Belonging to the same family as ginger, galangal is a plant known for its potential medicinal and culinary uses. With its significant beneficial properties, it is definitely worth trying to figure out what it is, what its traditional uses are, its health benefits, and how to take it.

What is galangal?

Galangal has long been used as a culinary spice and medicinal plant. Native to Southeast Asia, where it has been an important part of many Asian cultures, it tastes and aromas similar to that of ginger root.

The spicy and aromatic qualities of galangal make it an ideal ingredient in various traditional dishes such as soups and rice.

There are two types of galangal commonly used in cooking and as a medicinal plant: greater galangal (Alpinia galanga) and lesser galangal (Alpinia officinarum). In particular, the latter played a key role in feeding, with its reddish appearance and roots reminiscent of long, slender fingers.

Galangal root.

Along with ginger, the medicinal use of galangal spread to Europe through trade routes with Asia. In more modern times, however, ginger has become famous and galangal has become relatively unknown to Western markets.

But this has not always been the case. Indeed, there were times when galangal played an important role in Europe, and in particular in the Middle Ages. It is believed that the practice of monastic medicine used galangal to cure a variety of ailments, and that some believe this root had miraculous powers.

The use of galangal in Western healing traditions continued from monastic medicine to traditional German medicine and then spread to other equals on the old continent.

Properties and benefits of galangal.

The medicinal effects of galangal are particularly extensive. For example, it has remarkable antimicrobial and antioxidant properties; However, since galangal and ginger are closely related, it is not surprising that the health benefits of the former are very similar to those of the latter.

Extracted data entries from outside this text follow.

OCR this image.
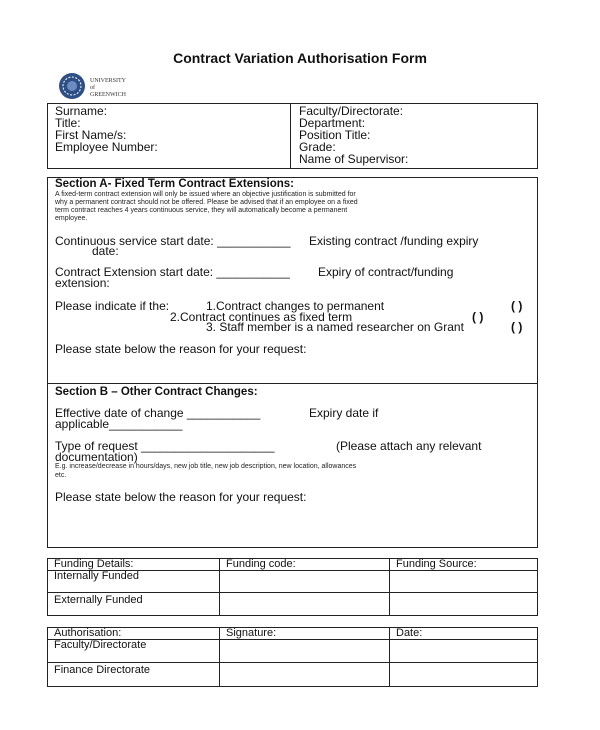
Contract Variation Authorisation Form
UNIVERSITY
of
GREENWICH
Surname:
Title:
First Name/s:
Employee Number:
Faculty/Directorate:
Department:
Position Title:
Grade:
Name of Supervisor:
Section A- Fixed Term Contract Extensions:
A fixed-term contract extension will only be issued where an objective justification is submitted for
why a permanent contract should not be offered. Please be advised that if an employee on a fixed
term contract reaches 4 years continuous service, they will automatically become a permanent
employee.
Continuous service start date: ___________ Existing contract /funding expiry
date:
Contract Extension start date: ___________ Expiry of contract/funding
extension:
Please indicate if the:	1.Contract changes to permanent
2.Contract continues as fixed term
3. Staff member is a named researcher on Grant
( )
( )
( )
Please state below the reason for your request:
Section B – Other Contract Changes:
Effective date of change ___________	Expiry date if
applicable___________
Type of request ____________________	(Please attach any relevant
documentation)
E.g. increase/decrease in hours/days, new job title, new job description, new location, allowances
etc.
Please state below the reason for your request:
Funding Details:	Funding code:	Funding Source:
Internally Funded		
Externally Funded		
Authorisation:	Signature:	Date:
Faculty/Directorate		
Finance Directorate		
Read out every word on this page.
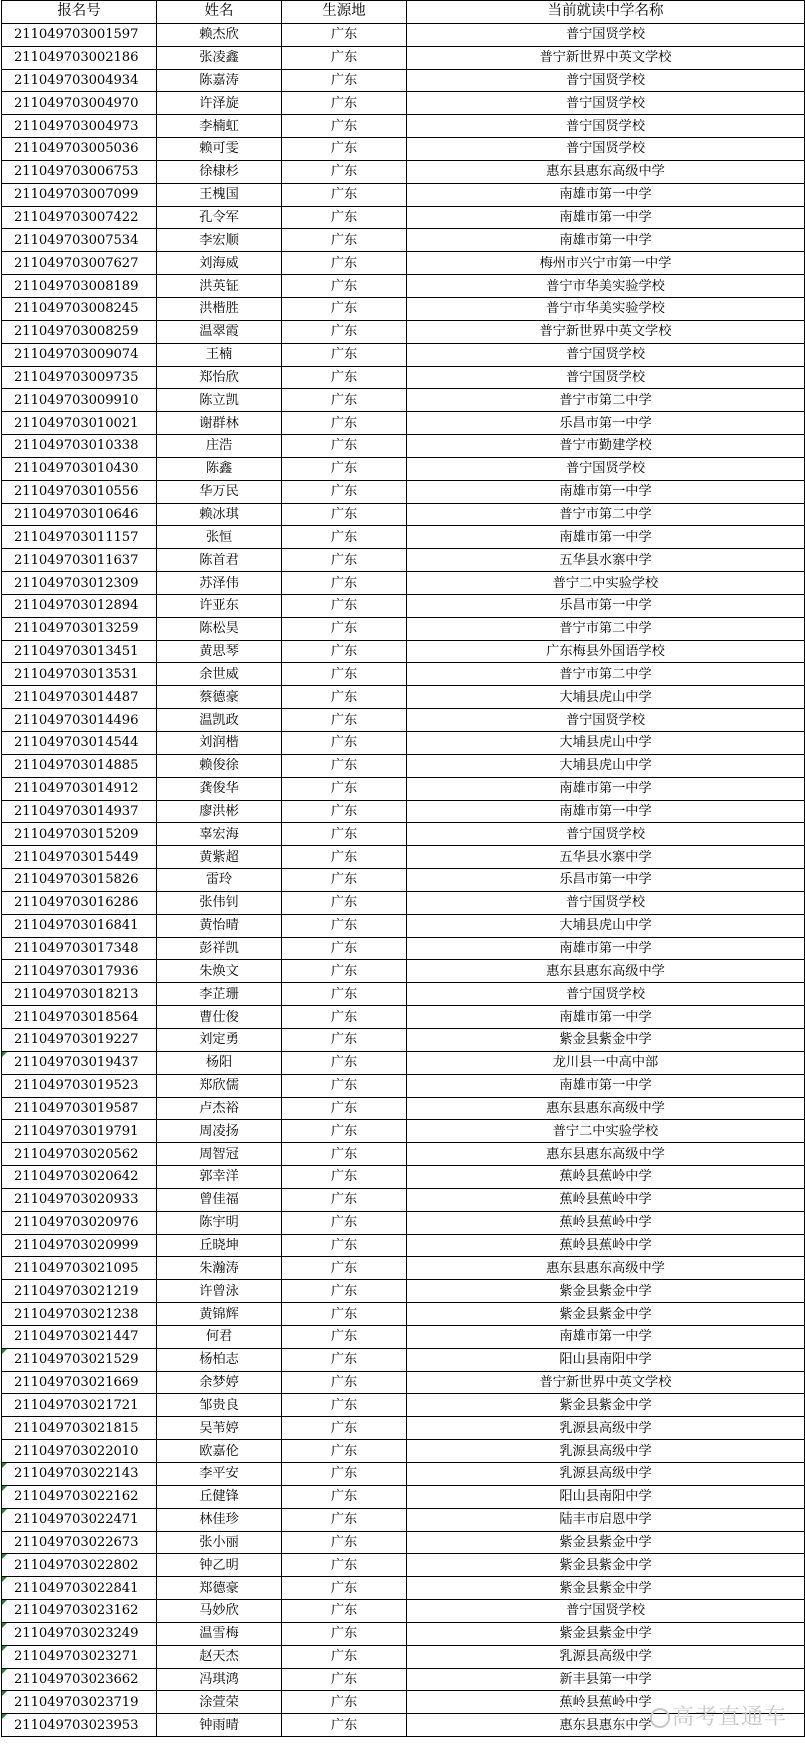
报名号	姓名	生源地	当前就读中学名称
211049703001597	赖杰欣	广东	普宁国贤学校
211049703002186	张凌鑫	广东	普宁新世界中英文学校
211049703004934	陈嘉涛	广东	普宁国贤学校
211049703004970	许泽旋	广东	普宁国贤学校
211049703004973	李楠虹	广东	普宁国贤学校
211049703005036	赖可雯	广东	普宁国贤学校
211049703006753	徐棣杉	广东	惠东县惠东高级中学
211049703007099	王槐国	广东	南雄市第一中学
211049703007422	孔令军	广东	南雄市第一中学
211049703007534	李宏顺	广东	南雄市第一中学
211049703007627	刘海威	广东	梅州市兴宁市第一中学
211049703008189	洪英钲	广东	普宁市华美实验学校
211049703008245	洪楷胜	广东	普宁市华美实验学校
211049703008259	温翠霞	广东	普宁新世界中英文学校
211049703009074	王楠	广东	普宁国贤学校
211049703009735	郑怡欣	广东	普宁国贤学校
211049703009910	陈立凯	广东	普宁市第二中学
211049703010021	谢群林	广东	乐昌市第一中学
211049703010338	庄浩	广东	普宁市勤建学校
211049703010430	陈鑫	广东	普宁国贤学校
211049703010556	华万民	广东	南雄市第一中学
211049703010646	赖冰琪	广东	普宁市第二中学
211049703011157	张恒	广东	南雄市第一中学
211049703011637	陈首君	广东	五华县水寨中学
211049703012309	苏泽伟	广东	普宁二中实验学校
211049703012894	许亚东	广东	乐昌市第一中学
211049703013259	陈松昊	广东	普宁市第二中学
211049703013451	黄思琴	广东	广东梅县外国语学校
211049703013531	余世威	广东	普宁市第二中学
211049703014487	蔡德豪	广东	大埔县虎山中学
211049703014496	温凯政	广东	普宁国贤学校
211049703014544	刘润楷	广东	大埔县虎山中学
211049703014885	赖俊徐	广东	大埔县虎山中学
211049703014912	龚俊华	广东	南雄市第一中学
211049703014937	廖洪彬	广东	南雄市第一中学
211049703015209	辜宏海	广东	普宁国贤学校
211049703015449	黄紫超	广东	五华县水寨中学
211049703015826	雷玲	广东	乐昌市第一中学
211049703016286	张伟钊	广东	普宁国贤学校
211049703016841	黄怡晴	广东	大埔县虎山中学
211049703017348	彭祥凯	广东	南雄市第一中学
211049703017936	朱焕文	广东	惠东县惠东高级中学
211049703018213	李芷珊	广东	普宁国贤学校
211049703018564	曹仕俊	广东	南雄市第一中学
211049703019227	刘定勇	广东	紫金县紫金中学
211049703019437	杨阳	广东	龙川县一中高中部
211049703019523	郑欣儒	广东	南雄市第一中学
211049703019587	卢杰裕	广东	惠东县惠东高级中学
211049703019791	周凌扬	广东	普宁二中实验学校
211049703020562	周智冠	广东	惠东县惠东高级中学
211049703020642	郭幸洋	广东	蕉岭县蕉岭中学
211049703020933	曾佳福	广东	蕉岭县蕉岭中学
211049703020976	陈宇明	广东	蕉岭县蕉岭中学
211049703020999	丘晓坤	广东	蕉岭县蕉岭中学
211049703021095	朱瀚涛	广东	惠东县惠东高级中学
211049703021219	许曾泳	广东	紫金县紫金中学
211049703021238	黄锦辉	广东	紫金县紫金中学
211049703021447	何君	广东	南雄市第一中学
211049703021529	杨柏志	广东	阳山县南阳中学
211049703021669	余梦婷	广东	普宁新世界中英文学校
211049703021721	邹贵良	广东	紫金县紫金中学
211049703021815	吴苇婷	广东	乳源县高级中学
211049703022010	欧嘉伦	广东	乳源县高级中学
211049703022143	李平安	广东	乳源县高级中学
211049703022162	丘健锋	广东	阳山县南阳中学
211049703022471	林佳珍	广东	陆丰市启恩中学
211049703022673	张小丽	广东	紫金县紫金中学
211049703022802	钟乙明	广东	紫金县紫金中学
211049703022841	郑德豪	广东	紫金县紫金中学
211049703023162	马妙欣	广东	普宁国贤学校
211049703023249	温雪梅	广东	紫金县紫金中学
211049703023271	赵天杰	广东	乳源县高级中学
211049703023662	冯琪鸿	广东	新丰县第一中学
211049703023719	涂萱荣	广东	蕉岭县蕉岭中学
211049703023953	钟雨晴	广东	惠东县惠东中学 高考直通车
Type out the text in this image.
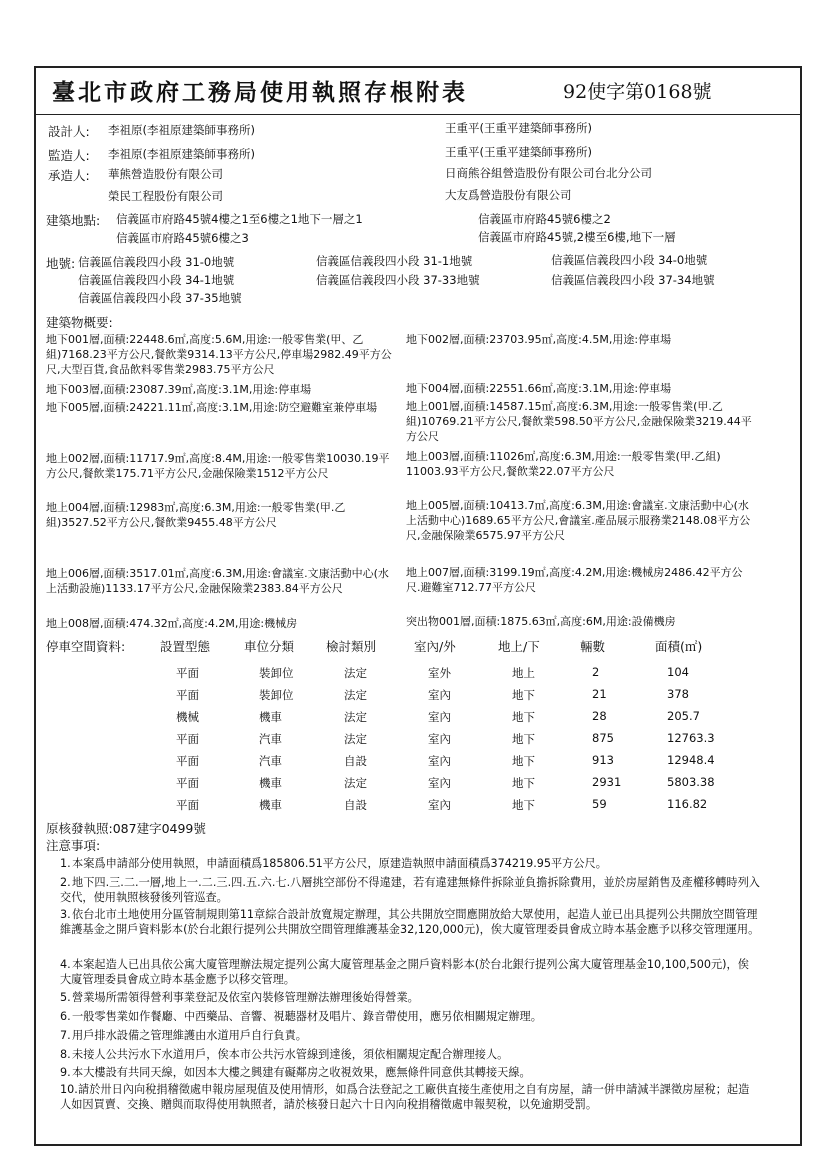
臺北市政府工務局使用執照存根附表	92使字第0168號
設計人: 李祖原(李祖原建築師事務所)	王重平(王重平建築師事務所)
監造人: 李祖原(李祖原建築師事務所)	王重平(王重平建築師事務所)
承造人: 華熊營造股份有限公司	日商熊谷組營造股份有限公司台北分公司
榮民工程股份有限公司	大友爲營造股份有限公司
建築地點: 信義區市府路45號4樓之1至6樓之1地下一層之1	信義區市府路45號6樓之2
信義區市府路45號6樓之3	信義區市府路45號,2樓至6樓,地下一層
地號: 信義區信義段四小段 31-0地號	信義區信義段四小段 31-1地號	信義區信義段四小段 34-0地號
信義區信義段四小段 34-1地號	信義區信義段四小段 37-33地號	信義區信義段四小段 37-34地號
信義區信義段四小段 37-35地號
建築物概要:
地下001層,面積:22448.6㎡,高度:5.6M,用途:一般零售業(甲、乙組)7168.23平方公尺,餐飲業9314.13平方公尺,停車場2982.49平方公尺,大型百貨,食品飲料零售業2983.75平方公尺
地下002層,面積:23703.95㎡,高度:4.5M,用途:停車場
地下003層,面積:23087.39㎡,高度:3.1M,用途:停車場	地下004層,面積:22551.66㎡,高度:3.1M,用途:停車場
地下005層,面積:24221.11㎡,高度:3.1M,用途:防空避難室兼停車場	地上001層,面積:14587.15㎡,高度:6.3M,用途:一般零售業(甲.乙組)10769.21平方公尺,餐飲業598.50平方公尺,金融保險業3219.44平方公尺
地上002層,面積:11717.9㎡,高度:8.4M,用途:一般零售業10030.19平方公尺,餐飲業175.71平方公尺,金融保險業1512平方公尺
地上003層,面積:11026㎡,高度:6.3M,用途:一般零售業(甲.乙組) 11003.93平方公尺,餐飲業22.07平方公尺
地上004層,面積:12983㎡,高度:6.3M,用途:一般零售業(甲.乙組)3527.52平方公尺,餐飲業9455.48平方公尺
地上005層,面積:10413.7㎡,高度:6.3M,用途:會議室.文康活動中心(水上活動中心)1689.65平方公尺,會議室.產品展示服務業2148.08平方公尺,金融保險業6575.97平方公尺
地上006層,面積:3517.01㎡,高度:6.3M,用途:會議室.文康活動中心(水上活動設施)1133.17平方公尺,金融保險業2383.84平方公尺
地上007層,面積:3199.19㎡,高度:4.2M,用途:機械房2486.42平方公尺.避難室712.77平方公尺
地上008層,面積:474.32㎡,高度:4.2M,用途:機械房	突出物001層,面積:1875.63㎡,高度:6M,用途:設備機房
停車空間資料:	設置型態	車位分類	檢討類別	室內/外	地上/下	輛數	面積(㎡)
平面	裝卸位	法定	室外	地上	2	104
平面	裝卸位	法定	室內	地下	21	378
機械	機車	法定	室內	地下	28	205.7
平面	汽車	法定	室內	地下	875	12763.3
平面	汽車	自設	室內	地下	913	12948.4
平面	機車	法定	室內	地下	2931	5803.38
平面	機車	自設	室內	地下	59	116.82
原核發執照:087建字0499號
注意事項:
1.本案爲申請部分使用執照，申請面積爲185806.51平方公尺，原建造執照申請面積爲374219.95平方公尺。
2.地下四.三.二.一層,地上一.二.三.四.五.六.七.八層挑空部份不得違建，若有違建無條件拆除並負擔拆除費用，並於房屋銷售及產權移轉時列入交代，使用執照核發後列管巡查。
3.依台北市土地使用分區管制規則第11章綜合設計放寬規定辦理，其公共開放空間應開放給大眾使用，起造人並已出具提列公共開放空間管理維護基金之開戶資料影本(於台北銀行提列公共開放空間管理維護基金32,120,000元)，俟大廈管理委員會成立時本基金應予以移交管理運用。
4.本案起造人已出具依公寓大廈管理辦法規定提列公寓大廈管理基金之開戶資料影本(於台北銀行提列公寓大廈管理基金10,100,500元)，俟大廈管理委員會成立時本基金應予以移交管理。
5.營業場所需領得營利事業登記及依室內裝修管理辦法辦理後始得營業。
6.一般零售業如作餐廳、中西藥品、音響、視聽器材及唱片、錄音帶使用，應另依相關規定辦理。
7.用戶排水設備之管理維護由水道用戶自行負責。
8.未接人公共污水下水道用戶，俟本市公共污水管線到達後，須依相關規定配合辦理接人。
9.本大樓設有共同天線，如因本大樓之興建有礙鄰房之收視效果，應無條件同意供其轉接天線。
10.請於卅日內向稅捐稽徵處申報房屋現值及使用情形，如爲合法登記之工廠供直接生產使用之自有房屋，請一併申請減半課徵房屋稅；起造人如因買賣、交換、贈與而取得使用執照者，請於核發日起六十日內向稅捐稽徵處申報契稅，以免逾期受罰。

More specifically, the active organic compounds found in the galangal plant include flavonoids, tannins, and essential oils, which work separately and in combination to generate a wide variety of positive effects on the human body.

For example, flavonoids and tannins, which are often what make foods bitter, along with essential oils, are why galangal is considered such a potent antioxidant and anti-inflammatory herb. Therefore, characteristics have been attributed to galangal:

  • Antioxidants
  • Anti-inflammatory.
  • Antibacterial
  • Antivirals.
  • Antifungals
  • Antihypertensive, as it can lower blood pressure.
  • Pain relief.

Given the above, it’s no surprise that galangal ended up being included in a long series of treatments:

  • Arthritis, rheumatism, joint and muscle pain and sprains,
  • Sickness.
  • Digestive problems, such as gas, diarrhea, and upset stomach.
  • Respiratory diseases such as asthma, bronchitis, cough and sore throat.
  • Topical treatment as an antifungal.
  • Treatment of chronic halitosis.
  • Antioxidant and relieves colds.
  • Exhaustion, fatigue and weakness.
  • Stimulation of appetite,
  • Lowering blood pressure and improving circulation.

Of course, all of these beneficial properties have not been sufficiently analyzed by traditional medicine and, therefore, before becoming too familiar with this plant, we recommend that you speak and consult your doctor.

How to use galangal.

While galangal can also be used in topical applications, most of the health benefits are achieved by eating the root raw, dried, or powdered. You can store fresh galangal roots for weeks in the refrigerator.

Galangal powder is obtained from dried roots, which are crushed. Freshly ground galangal powder can be used for sauces, curries, soups. Or you can add small amounts of galangal powder while cooking.

Remember to always consult your doctor before starting any treatment with herbal remedies.